Ogólnie rzecz biorąc, produkcja tworzyw sztucznych uwalnia rocznie 232 miliony ton gazów cieplarnianych, co odpowiada około 116 elektrowniom węglowym.

Chociaż myśl ta jest całkowicie przygnębiająca, trend wydaje się potwierdzać wcześniejsze podsumowania, że ​​produkcja plastiku ostatecznie przejmie płaszcz z paliw kopalnych jako najbardziej szkodliwe Przemysł amerykański.

Ponadto jeszcze bardziej frustrujące jest to, że opłata jest w dużej mierze kierowana przez firmy petrochemiczne jako zyskowne wsparcie dla węgla.

As hydrofracking jest powoli (podkreślenie tam) wycofywany, zamknięty etan jest wysyłany do zakładów krakingu etanu, które będą nadal uwalniać emisje, jednocześnie tworząc jeszcze więcej plastiku jednorazowego użytku.

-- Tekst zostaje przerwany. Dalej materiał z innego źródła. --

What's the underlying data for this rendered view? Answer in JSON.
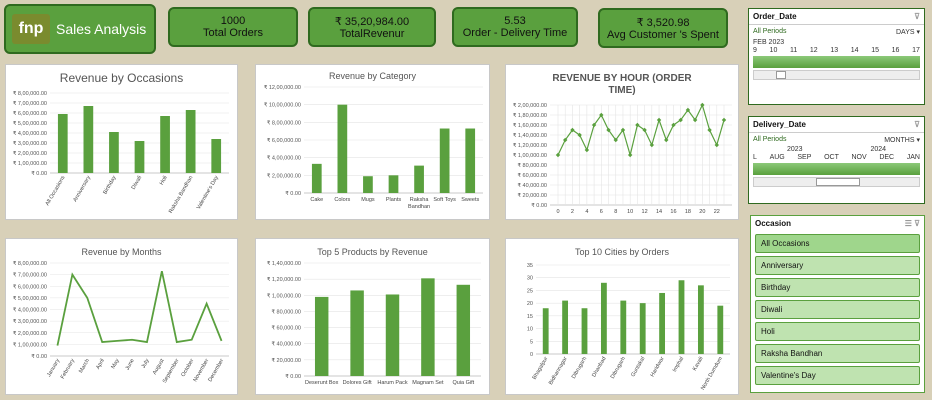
{
  "brand": {
    "logo_text": "fnp",
    "title": "Sales Analysis"
  },
  "kpis": [
    {
      "value": "1000",
      "label": "Total Orders"
    },
    {
      "value": "₹ 35,20,984.00",
      "label": "TotalRevenur"
    },
    {
      "value": "5.53",
      "label": "Order - Delivery Time"
    },
    {
      "value": "₹ 3,520.98",
      "label": "Avg Customer 's Spent"
    }
  ],
  "colors": {
    "bar": "#5aa03e",
    "tile": "#5aa03e"
  },
  "slicers": {
    "order_date": {
      "title": "Order_Date",
      "periods": "All Periods",
      "unit": "DAYS",
      "month": "FEB 2023",
      "ticks": [
        "9",
        "10",
        "11",
        "12",
        "13",
        "14",
        "15",
        "16",
        "17"
      ]
    },
    "delivery_date": {
      "title": "Delivery_Date",
      "periods": "All Periods",
      "unit": "MONTHS",
      "year1": "2023",
      "year2": "2024",
      "ticks": [
        "L",
        "AUG",
        "SEP",
        "OCT",
        "NOV",
        "DEC",
        "JAN"
      ]
    },
    "occasion": {
      "title": "Occasion",
      "items": [
        "All Occasions",
        "Anniversary",
        "Birthday",
        "Diwali",
        "Holi",
        "Raksha Bandhan",
        "Valentine's Day"
      ]
    }
  },
  "chart_data": [
    {
      "id": "occ",
      "type": "bar",
      "title": "Revenue by Occasions",
      "categories": [
        "All Occasions",
        "Anniversary",
        "Birthday",
        "Diwali",
        "Holi",
        "Raksha Bandhan",
        "Valentine's Day"
      ],
      "values": [
        590000,
        670000,
        410000,
        320000,
        570000,
        630000,
        340000
      ],
      "ylim": [
        0,
        800000
      ],
      "yticks": [
        0,
        100000,
        200000,
        300000,
        400000,
        500000,
        600000,
        700000,
        800000
      ],
      "ytick_labels": [
        "₹ 0.00",
        "₹ 1,00,000.00",
        "₹ 2,00,000.00",
        "₹ 3,00,000.00",
        "₹ 4,00,000.00",
        "₹ 5,00,000.00",
        "₹ 6,00,000.00",
        "₹ 7,00,000.00",
        "₹ 8,00,000.00"
      ]
    },
    {
      "id": "cat",
      "type": "bar",
      "title": "Revenue by Category",
      "categories": [
        "Cake",
        "Colors",
        "Mugs",
        "Plants",
        "Raksha Bandhan",
        "Soft Toys",
        "Sweets"
      ],
      "values": [
        330000,
        1000000,
        190000,
        200000,
        310000,
        730000,
        730000
      ],
      "ylim": [
        0,
        1200000
      ],
      "yticks": [
        0,
        200000,
        400000,
        600000,
        800000,
        1000000,
        1200000
      ],
      "ytick_labels": [
        "₹ 0.00",
        "₹ 2,00,000.00",
        "₹ 4,00,000.00",
        "₹ 6,00,000.00",
        "₹ 8,00,000.00",
        "₹ 10,00,000.00",
        "₹ 12,00,000.00"
      ]
    },
    {
      "id": "hour",
      "type": "line",
      "title": "REVENUE BY HOUR (ORDER TIME)",
      "x": [
        0,
        1,
        2,
        3,
        4,
        5,
        6,
        7,
        8,
        9,
        10,
        11,
        12,
        13,
        14,
        15,
        16,
        17,
        18,
        19,
        20,
        21,
        22,
        23
      ],
      "values": [
        100000,
        130000,
        150000,
        140000,
        110000,
        160000,
        180000,
        150000,
        130000,
        150000,
        100000,
        160000,
        150000,
        120000,
        170000,
        130000,
        160000,
        170000,
        190000,
        170000,
        200000,
        150000,
        120000,
        170000
      ],
      "ylim": [
        0,
        200000
      ],
      "yticks": [
        0,
        20000,
        40000,
        60000,
        80000,
        100000,
        120000,
        140000,
        160000,
        180000,
        200000
      ],
      "ytick_labels": [
        "₹ 0.00",
        "₹ 20,000.00",
        "₹ 40,000.00",
        "₹ 60,000.00",
        "₹ 80,000.00",
        "₹ 1,00,000.00",
        "₹ 1,20,000.00",
        "₹ 1,40,000.00",
        "₹ 1,60,000.00",
        "₹ 1,80,000.00",
        "₹ 2,00,000.00"
      ],
      "xtick_labels": [
        "0",
        "2",
        "4",
        "6",
        "8",
        "10",
        "12",
        "14",
        "16",
        "18",
        "20",
        "22"
      ],
      "xtick_values": [
        0,
        2,
        4,
        6,
        8,
        10,
        12,
        14,
        16,
        18,
        20,
        22
      ]
    },
    {
      "id": "month",
      "type": "line",
      "title": "Revenue by Months",
      "categories": [
        "January",
        "February",
        "March",
        "April",
        "May",
        "June",
        "July",
        "August",
        "September",
        "October",
        "November",
        "December"
      ],
      "values": [
        90000,
        700000,
        500000,
        120000,
        130000,
        140000,
        120000,
        730000,
        120000,
        140000,
        450000,
        130000
      ],
      "ylim": [
        0,
        800000
      ],
      "yticks": [
        0,
        100000,
        200000,
        300000,
        400000,
        500000,
        600000,
        700000,
        800000
      ],
      "ytick_labels": [
        "₹ 0.00",
        "₹ 1,00,000.00",
        "₹ 2,00,000.00",
        "₹ 3,00,000.00",
        "₹ 4,00,000.00",
        "₹ 5,00,000.00",
        "₹ 6,00,000.00",
        "₹ 7,00,000.00",
        "₹ 8,00,000.00"
      ]
    },
    {
      "id": "prod",
      "type": "bar",
      "title": "Top 5 Products by Revenue",
      "categories": [
        "Deserunt Box",
        "Dolores Gift",
        "Harum Pack",
        "Magnam Set",
        "Quia Gift"
      ],
      "values": [
        98000,
        106000,
        101000,
        121000,
        113000
      ],
      "ylim": [
        0,
        140000
      ],
      "yticks": [
        0,
        20000,
        40000,
        60000,
        80000,
        100000,
        120000,
        140000
      ],
      "ytick_labels": [
        "₹ 0.00",
        "₹ 20,000.00",
        "₹ 40,000.00",
        "₹ 60,000.00",
        "₹ 80,000.00",
        "₹ 1,00,000.00",
        "₹ 1,20,000.00",
        "₹ 1,40,000.00"
      ]
    },
    {
      "id": "city",
      "type": "bar",
      "title": "Top 10 Cities by Orders",
      "categories": [
        "Bhagalpur",
        "Bidhannagar",
        "Dibrugarh",
        "Dhanbad",
        "Dibrugarh",
        "Guntakal",
        "Haridwar",
        "Imphal",
        "Kavali",
        "North Dumdum"
      ],
      "values": [
        18,
        21,
        18,
        28,
        21,
        20,
        24,
        29,
        27,
        19
      ],
      "ylim": [
        0,
        35
      ],
      "yticks": [
        0,
        5,
        10,
        15,
        20,
        25,
        30,
        35
      ],
      "ytick_labels": [
        "0",
        "5",
        "10",
        "15",
        "20",
        "25",
        "30",
        "35"
      ]
    }
  ]
}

Tu niestety idzie większość inwestycji.

Jeśli chodzi o zakres, od 2019 r. co najmniej 42 obiekty z tworzyw sztucznych zostały otwarte, są w trakcie budowy lub są filtrowane przez proces najmu w USA. Jeśli wszyscy mają działać, możemy spodziewać się dodatkowych 55 milionów ton emisji do 2025 roku.

W każdym razie możesz całkowicie odpisać amerykańskie NDC ustanowione podczas Porozumienia Paryskiego. Nie mówiąc już o jeszcze bardziej ambitnych cięciach, aby utrzymać ocieplenie poniżej 1.5 stopnia.

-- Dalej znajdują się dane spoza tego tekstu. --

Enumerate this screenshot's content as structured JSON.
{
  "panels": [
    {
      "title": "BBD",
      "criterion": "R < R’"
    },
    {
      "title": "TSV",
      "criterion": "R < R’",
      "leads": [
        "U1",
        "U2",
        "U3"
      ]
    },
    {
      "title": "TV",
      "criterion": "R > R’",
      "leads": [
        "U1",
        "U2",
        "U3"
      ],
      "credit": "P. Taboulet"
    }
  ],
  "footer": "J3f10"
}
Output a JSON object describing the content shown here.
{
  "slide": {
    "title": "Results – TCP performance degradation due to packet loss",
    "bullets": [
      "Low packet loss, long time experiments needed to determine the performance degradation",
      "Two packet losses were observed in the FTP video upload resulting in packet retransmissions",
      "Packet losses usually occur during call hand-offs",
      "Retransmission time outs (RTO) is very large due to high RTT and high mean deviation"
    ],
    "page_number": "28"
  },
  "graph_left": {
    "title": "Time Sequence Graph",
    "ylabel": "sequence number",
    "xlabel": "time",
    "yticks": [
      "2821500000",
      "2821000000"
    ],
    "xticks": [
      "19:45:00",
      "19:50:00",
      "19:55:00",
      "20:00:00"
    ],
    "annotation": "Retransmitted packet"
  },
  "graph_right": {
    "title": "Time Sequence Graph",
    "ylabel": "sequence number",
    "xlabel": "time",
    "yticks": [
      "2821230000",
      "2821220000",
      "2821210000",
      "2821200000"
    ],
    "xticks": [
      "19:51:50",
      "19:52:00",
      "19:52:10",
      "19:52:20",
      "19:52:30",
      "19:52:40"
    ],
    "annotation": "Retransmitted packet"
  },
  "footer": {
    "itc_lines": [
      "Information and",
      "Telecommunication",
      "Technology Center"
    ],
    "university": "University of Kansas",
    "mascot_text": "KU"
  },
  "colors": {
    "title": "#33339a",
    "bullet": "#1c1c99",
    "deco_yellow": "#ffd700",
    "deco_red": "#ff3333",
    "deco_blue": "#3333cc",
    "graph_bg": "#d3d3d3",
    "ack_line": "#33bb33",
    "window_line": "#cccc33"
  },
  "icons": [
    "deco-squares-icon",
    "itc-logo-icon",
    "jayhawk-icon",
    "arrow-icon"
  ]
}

Połączenia Światowe Forum Ekonomiczne była jedną z takich organizacji, która wcześnie zauważyła sygnały ostrzegawcze i przewidywała, że ​​globalna produkcja plastiku potroi się do 2050 roku.

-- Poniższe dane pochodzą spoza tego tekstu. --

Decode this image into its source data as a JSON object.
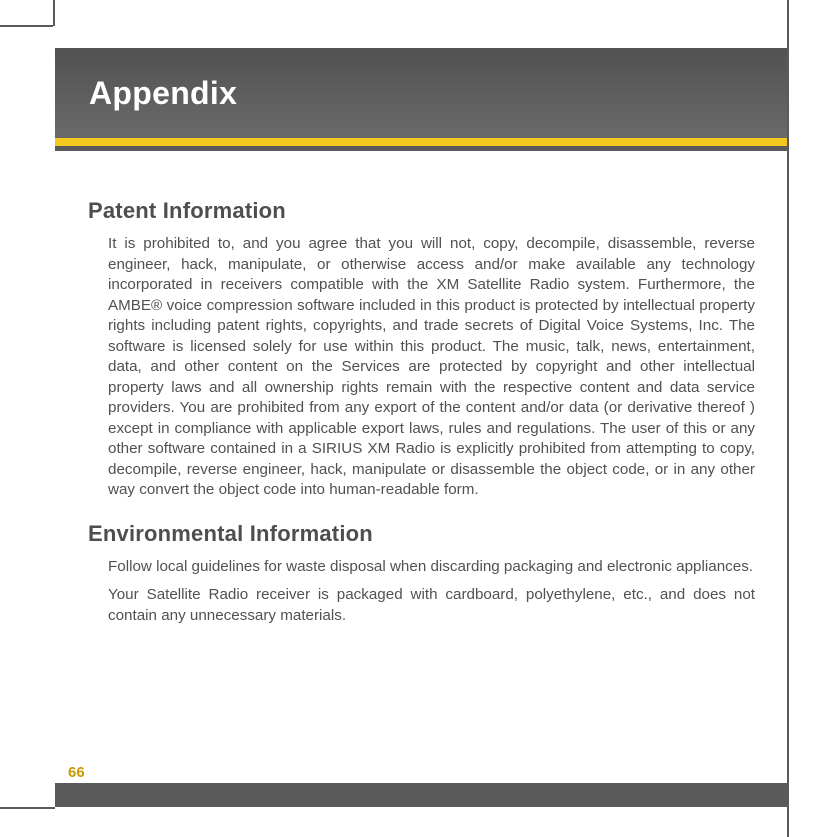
{
  "colors": {
    "header_gradient_top": "#515151",
    "header_gradient_bottom": "#6a6a6a",
    "accent_yellow": "#f4c81e",
    "rule_grey": "#5b5b5b",
    "text_body": "#515151",
    "text_heading": "#4e4e4e",
    "page_number": "#c79a00",
    "footer_bar": "#5a5a5a"
  },
  "typography": {
    "header_title_size": 32,
    "h2_size": 22,
    "body_size": 15.2,
    "page_number_size": 15,
    "font_family": "Arial"
  },
  "header": {
    "title": "Appendix"
  },
  "sections": [
    {
      "heading": "Patent Information",
      "paragraphs": [
        "It is prohibited to, and you agree that you will not, copy, decompile, disassemble, reverse engineer, hack, manipulate, or otherwise access and/or make available any technology incorporated in receivers compatible with the XM Satellite Radio system. Furthermore, the AMBE® voice compression software included in this product is protected by intellectual property rights including patent rights, copyrights, and trade secrets of Digital Voice Systems, Inc. The software is licensed solely for use within this product. The music, talk, news, entertainment, data, and other content on the Services are protected by copyright and other intellectual property laws and all ownership rights remain with the respective content and data service providers. You are prohibited from any export of the content and/or data (or derivative thereof ) except in compliance with applicable export laws, rules and regulations. The user of this or any other software contained in a SIRIUS XM Radio is explicitly prohibited from attempting to copy, decompile, reverse engineer, hack, manipulate or disassemble the object code, or in any other way convert the object code into human-readable form."
      ]
    },
    {
      "heading": "Environmental Information",
      "paragraphs": [
        "Follow local guidelines for waste disposal when discarding packaging and electronic appliances.",
        "Your Satellite Radio receiver is packaged with cardboard, polyethylene, etc., and does not contain any unnecessary materials."
      ]
    }
  ],
  "page_number": "66"
}
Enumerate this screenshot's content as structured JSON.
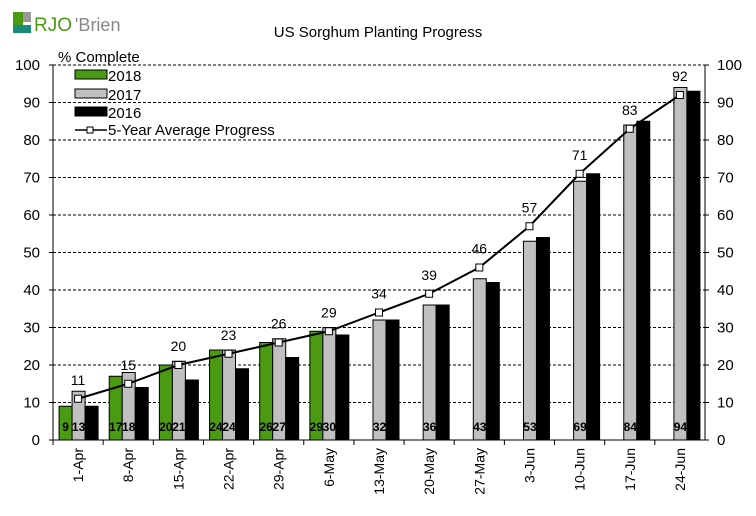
{
  "logo": {
    "text": "RJO'Brien"
  },
  "chart_data": {
    "type": "bar",
    "title": "US Sorghum Planting Progress",
    "ylabel": "% Complete",
    "xlabel": "",
    "ylim": [
      0,
      100
    ],
    "yticks": [
      0,
      10,
      20,
      30,
      40,
      50,
      60,
      70,
      80,
      90,
      100
    ],
    "grid": true,
    "legend_placement": "top-left",
    "categories": [
      "1-Apr",
      "8-Apr",
      "15-Apr",
      "22-Apr",
      "29-Apr",
      "6-May",
      "13-May",
      "20-May",
      "27-May",
      "3-Jun",
      "10-Jun",
      "17-Jun",
      "24-Jun"
    ],
    "series": [
      {
        "name": "2018",
        "type": "bar",
        "color": "#4a9a12",
        "values": [
          9,
          17,
          20,
          24,
          26,
          29,
          null,
          null,
          null,
          null,
          null,
          null,
          null
        ],
        "labeled": true
      },
      {
        "name": "2017",
        "type": "bar",
        "color": "#c0c0c0",
        "values": [
          13,
          18,
          21,
          24,
          27,
          30,
          32,
          36,
          43,
          53,
          69,
          84,
          94
        ],
        "labeled": true
      },
      {
        "name": "2016",
        "type": "bar",
        "color": "#000000",
        "values": [
          9,
          14,
          16,
          19,
          22,
          28,
          32,
          36,
          42,
          54,
          71,
          85,
          93
        ],
        "labeled": false
      },
      {
        "name": "5-Year Average Progress",
        "type": "line",
        "color": "#000000",
        "values": [
          11,
          15,
          20,
          23,
          26,
          29,
          34,
          39,
          46,
          57,
          71,
          83,
          92
        ],
        "labeled": true
      }
    ]
  }
}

„Firmy paliw kopalnych zarabiają mniej na wytwarzaniu energii i mniej na transporcie… więc postrzegają tworzywa sztuczne jako plan B” – mówi szef Beyond Plastics Judyta Enck.

— Nie ma planu B na resztę, jeśli my. Mamy kryzys klimatyczny - zakończyła.

Wszystkie oczy zwrócą się teraz na COP26, aby zobaczyć reakcję decydentów politycznych i czy Stany Zjednoczone są skłonne zapobiec spełnieniu się tych szkodliwych prognoz.